The ids service forwards compatible, prefixed ids (see config/ids.yaml) to specific website endpoints. There is no check if the id exists; this is left to the web page handling itself.

The pgx prefix has been registered with identifiers.org and the service can also be used to access identifiers at Progenetix.
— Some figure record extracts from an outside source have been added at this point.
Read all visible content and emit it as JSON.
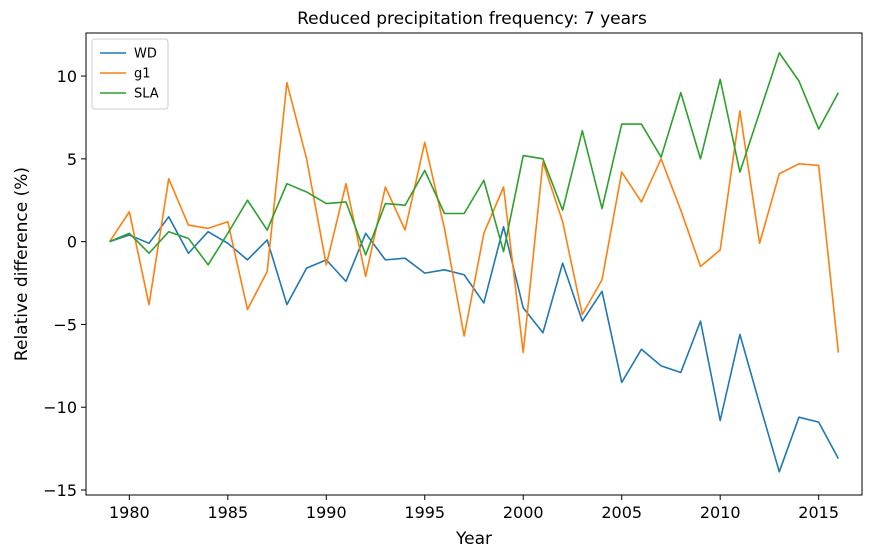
{
  "chart_data": {
    "type": "line",
    "title": "Reduced precipitation frequency: 7 years",
    "xlabel": "Year",
    "ylabel": "Relative difference (%)",
    "xlim": [
      1977.8,
      2017.2
    ],
    "ylim": [
      -15.3,
      12.6
    ],
    "xticks": [
      1980,
      1985,
      1990,
      1995,
      2000,
      2005,
      2010,
      2015
    ],
    "yticks": [
      -15,
      -10,
      -5,
      0,
      5,
      10
    ],
    "ytick_labels": [
      "−15",
      "−10",
      "−5",
      "0",
      "5",
      "10"
    ],
    "grid": false,
    "legend_position": "top-left",
    "x": [
      1979,
      1980,
      1981,
      1982,
      1983,
      1984,
      1985,
      1986,
      1987,
      1988,
      1989,
      1990,
      1991,
      1992,
      1993,
      1994,
      1995,
      1996,
      1997,
      1998,
      1999,
      2000,
      2001,
      2002,
      2003,
      2004,
      2005,
      2006,
      2007,
      2008,
      2009,
      2010,
      2011,
      2012,
      2013,
      2014,
      2015,
      2016
    ],
    "series": [
      {
        "name": "WD",
        "color": "#1f77b4",
        "values": [
          0.0,
          0.4,
          -0.1,
          1.5,
          -0.7,
          0.6,
          -0.1,
          -1.1,
          0.1,
          -3.8,
          -1.6,
          -1.1,
          -2.4,
          0.5,
          -1.1,
          -1.0,
          -1.9,
          -1.7,
          -2.0,
          -3.7,
          0.9,
          -4.0,
          -5.5,
          -1.3,
          -4.8,
          -3.0,
          -8.5,
          -6.5,
          -7.5,
          -7.9,
          -4.8,
          -10.8,
          -5.6,
          -9.8,
          -13.9,
          -10.6,
          -10.9,
          -13.1
        ]
      },
      {
        "name": "g1",
        "color": "#ff7f0e",
        "values": [
          0.0,
          1.8,
          -3.8,
          3.8,
          1.0,
          0.8,
          1.2,
          -4.1,
          -1.8,
          9.6,
          5.0,
          -1.4,
          3.5,
          -2.1,
          3.3,
          0.7,
          6.0,
          0.8,
          -5.7,
          0.5,
          3.3,
          -6.7,
          4.8,
          1.2,
          -4.4,
          -2.3,
          4.2,
          2.4,
          5.0,
          1.9,
          -1.5,
          -0.5,
          7.9,
          -0.1,
          4.1,
          4.7,
          4.6,
          -6.7
        ]
      },
      {
        "name": "SLA",
        "color": "#2ca02c",
        "values": [
          0.0,
          0.5,
          -0.7,
          0.6,
          0.2,
          -1.4,
          0.5,
          2.5,
          0.7,
          3.5,
          3.0,
          2.3,
          2.4,
          -0.8,
          2.3,
          2.2,
          4.3,
          1.7,
          1.7,
          3.7,
          -0.6,
          5.2,
          5.0,
          1.9,
          6.7,
          2.0,
          7.1,
          7.1,
          5.1,
          9.0,
          5.0,
          9.8,
          4.2,
          7.8,
          11.4,
          9.7,
          6.8,
          9.0
        ]
      }
    ]
  }
}
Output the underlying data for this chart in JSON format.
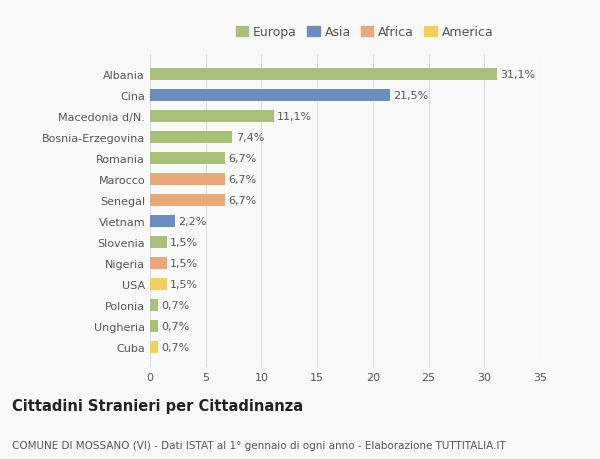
{
  "countries": [
    "Albania",
    "Cina",
    "Macedonia d/N.",
    "Bosnia-Erzegovina",
    "Romania",
    "Marocco",
    "Senegal",
    "Vietnam",
    "Slovenia",
    "Nigeria",
    "USA",
    "Polonia",
    "Ungheria",
    "Cuba"
  ],
  "values": [
    31.1,
    21.5,
    11.1,
    7.4,
    6.7,
    6.7,
    6.7,
    2.2,
    1.5,
    1.5,
    1.5,
    0.7,
    0.7,
    0.7
  ],
  "labels": [
    "31,1%",
    "21,5%",
    "11,1%",
    "7,4%",
    "6,7%",
    "6,7%",
    "6,7%",
    "2,2%",
    "1,5%",
    "1,5%",
    "1,5%",
    "0,7%",
    "0,7%",
    "0,7%"
  ],
  "continents": [
    "Europa",
    "Asia",
    "Europa",
    "Europa",
    "Europa",
    "Africa",
    "Africa",
    "Asia",
    "Europa",
    "Africa",
    "America",
    "Europa",
    "Europa",
    "America"
  ],
  "colors": {
    "Europa": "#a8c07a",
    "Asia": "#6b8ebf",
    "Africa": "#e8a97a",
    "America": "#f0d060"
  },
  "legend_order": [
    "Europa",
    "Asia",
    "Africa",
    "America"
  ],
  "title": "Cittadini Stranieri per Cittadinanza",
  "subtitle": "COMUNE DI MOSSANO (VI) - Dati ISTAT al 1° gennaio di ogni anno - Elaborazione TUTTITALIA.IT",
  "xlim": [
    0,
    35
  ],
  "xticks": [
    0,
    5,
    10,
    15,
    20,
    25,
    30,
    35
  ],
  "bg_color": "#f9f9f9",
  "grid_color": "#dddddd",
  "bar_height": 0.55,
  "label_fontsize": 8,
  "tick_fontsize": 8,
  "title_fontsize": 10.5,
  "subtitle_fontsize": 7.5,
  "legend_fontsize": 9
}
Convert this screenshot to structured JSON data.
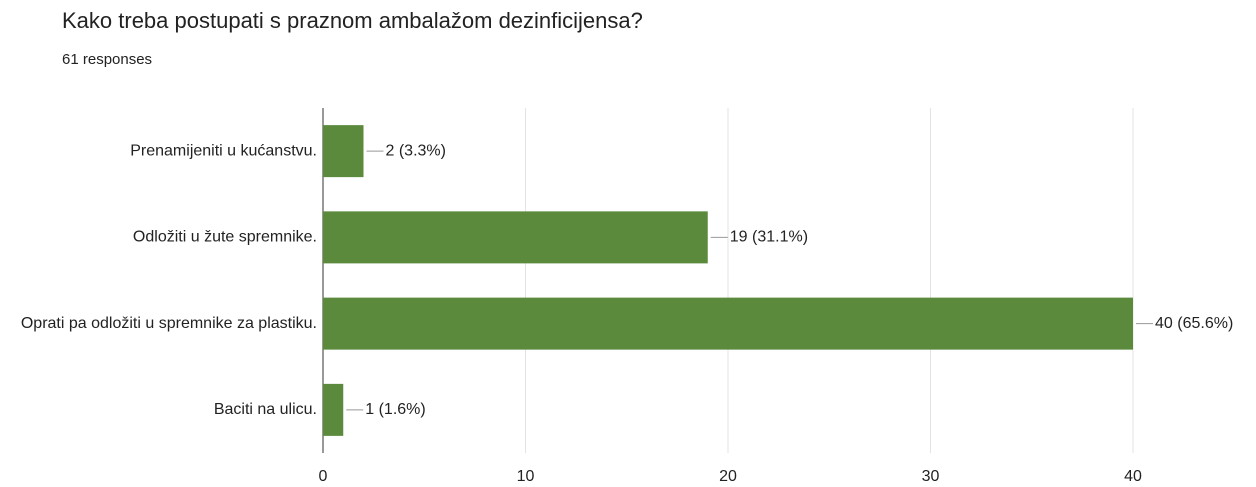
{
  "chart_data": {
    "type": "bar",
    "orientation": "horizontal",
    "title": "Kako treba postupati s praznom ambalažom dezinficijensa?",
    "subtitle": "61 responses",
    "categories": [
      "Prenamijeniti u kućanstvu.",
      "Odložiti u žute spremnike.",
      "Oprati pa odložiti u spremnike za plastiku.",
      "Baciti na ulicu."
    ],
    "values": [
      2,
      19,
      40,
      1
    ],
    "value_labels": [
      "2 (3.3%)",
      "19 (31.1%)",
      "40 (65.6%)",
      "1 (1.6%)"
    ],
    "color": "#5b8a3c",
    "xlim": [
      0,
      40
    ],
    "xticks": [
      0,
      10,
      20,
      30,
      40
    ],
    "grid": true
  }
}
Geographic Locations / Cities geolocations

This service provides geographic location mapping for cities above 25'000 inhabitants (~22750 cities), through either:

  • matching of the (start-anchored) name
  • providing GeoJSON compatible parameters:
    • geolongitude
    • geolatitude
    • geodistance
      • optional, in meters; a default of 10'000m (10km) is provided
      • can be used for e.g. retrieving all places (or data from places if used with publication or sample searches) in an approximate region (e.g. for Europe using 2500000 around Heidelberg...)

Query Types

  • by city
  • start-anchored, case insensitive match ?city=heide
  • by id
  • this uses the city::country "id" value, e.g. lecce::italy
  • by geolatitude, geolongitude, geodistance
Examples

  1. Before 2022-02-11 there where 3102 (or 6204) intervals. After this, a changed algorithm lead to avoidance of centromere-spanning intervals, i.e. shortened last intervals assigned to the chromosomal p-arm and downstream shifts of interval positions.